The MFM has experienced significant demographic spread especially in the last two decades. From its international headquarters located at Onike-Yaba, a suburb of Lagos, the church oversees its branches located within and outside Nigeria geo-cultural milieu. The MFM lay claim to over 300 branches scattered around Nigeria, a context which has been divided into regions for administrative exigency. The church has expanded beyond Nigeria with several dozens of branches located in other African countries such as Ghana, Namibia, Cameroun, Benin Republic, Sierra Leone, Togo, Gambia, Senegal, Cape Verde, South Africa, Malawi, Cote d’Ivoire, Burkina Faso and Liberia. The MFM has transcended continental boundaries with branches in Europe, North America and Asia.[7] A huge percentage of branches outside Africa are located in the United States, the United Kingdom and Ireland.
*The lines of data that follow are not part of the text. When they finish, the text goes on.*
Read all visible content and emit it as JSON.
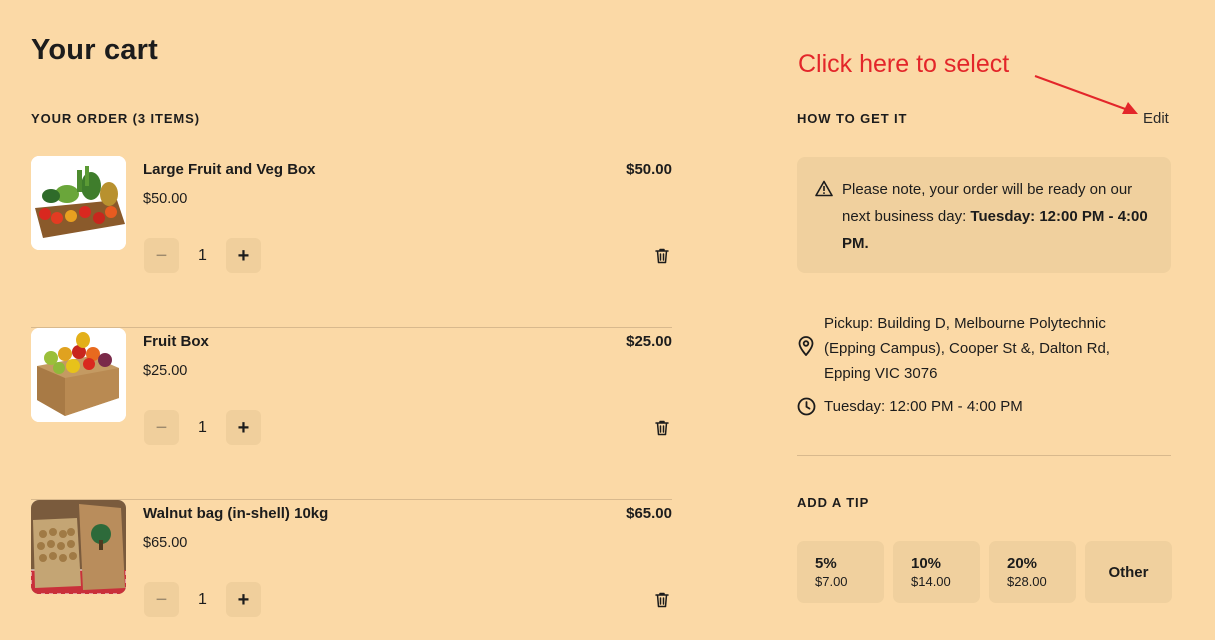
{
  "page": {
    "title": "Your cart"
  },
  "order": {
    "heading": "YOUR ORDER (3 ITEMS)",
    "items": [
      {
        "name": "Large Fruit and Veg Box",
        "unit_price": "$50.00",
        "total": "$50.00",
        "quantity": "1"
      },
      {
        "name": "Fruit Box",
        "unit_price": "$25.00",
        "total": "$25.00",
        "quantity": "1"
      },
      {
        "name": "Walnut bag (in-shell) 10kg",
        "unit_price": "$65.00",
        "total": "$65.00",
        "quantity": "1"
      }
    ],
    "minus_symbol": "−",
    "plus_symbol": "+"
  },
  "fulfillment": {
    "heading": "HOW TO GET IT",
    "edit_label": "Edit",
    "notice_prefix": "Please note, your order will be ready on our next business day: ",
    "notice_time": "Tuesday: 12:00 PM - 4:00 PM.",
    "pickup_address": "Pickup: Building D, Melbourne Polytechnic (Epping Campus), Cooper St &, Dalton Rd, Epping VIC 3076",
    "pickup_time": "Tuesday: 12:00 PM - 4:00 PM"
  },
  "annotation": {
    "text": "Click here to select",
    "color": "#e3262a"
  },
  "tip": {
    "heading": "ADD A TIP",
    "options": [
      {
        "percent": "5%",
        "amount": "$7.00"
      },
      {
        "percent": "10%",
        "amount": "$14.00"
      },
      {
        "percent": "20%",
        "amount": "$28.00"
      }
    ],
    "other_label": "Other"
  },
  "colors": {
    "background": "#fbd9a6",
    "panel": "#f0d09e",
    "button": "#f0cf9c",
    "divider": "#d8b98d"
  },
  "icons": [
    "trash-icon",
    "warning-icon",
    "location-pin-icon",
    "clock-icon"
  ]
}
The Poetics of Spiritual Warfare in MFM

As the name self-evidently suggests, MFM represents a typical example of a neo-pentecostal movement that has its epistemological thrust and doctrinal emphasis on deliverance, holiness, miracle and healing.[8] They emphasize that theirs is a ministry specialized in delivering people from the manifold evil forces that thwart well-being and success. It could perhaps be more appropriately categorized under the rubric of the “security gospel” rather than the “prosperity gospel” movement.[9] The fact that Olukoya’s writings do not target or allude to political questions and policy issues foregrounds MFM’s preoccupation with deliverance and healing ritualism. MFM’s self-recognition as “a full gospel ministry devoted to the revival of apostolic signs, Holy Ghost fireworks and the unlimited power of God to deliver to the uttermost…absolute holiness within and without, as the greatest spiritual insecticide, and a condition for heaven is taught openly. MFM is a do-it-yourself gospel ministry where your hands are trained to wage war and your fingers to fight…The vision to bring back apostolic signs involves a more precise and aggressive mode of prayer…”, best eulogizes the tendency of engaging rituals as a “military strategy” in which “an army of aggressive prayer warriors are being prepared in this end time”. This corporate affirmation of belief summarizes why, how and to what extent the rhetoric of spiritual warfare pervade their ritual cosmology. Daniel Olukoya affirms,

As God’s children, we are supposed to do all our things militantly. We read the Bible militantly, speak militantly, evangelize militantly and pray militantly because God is not a civilian but a soldier…The Lord Himself is a man of war. So when you pray, you are employing a very powerful military strategy…Militant prayer must have power and fire in it.[10]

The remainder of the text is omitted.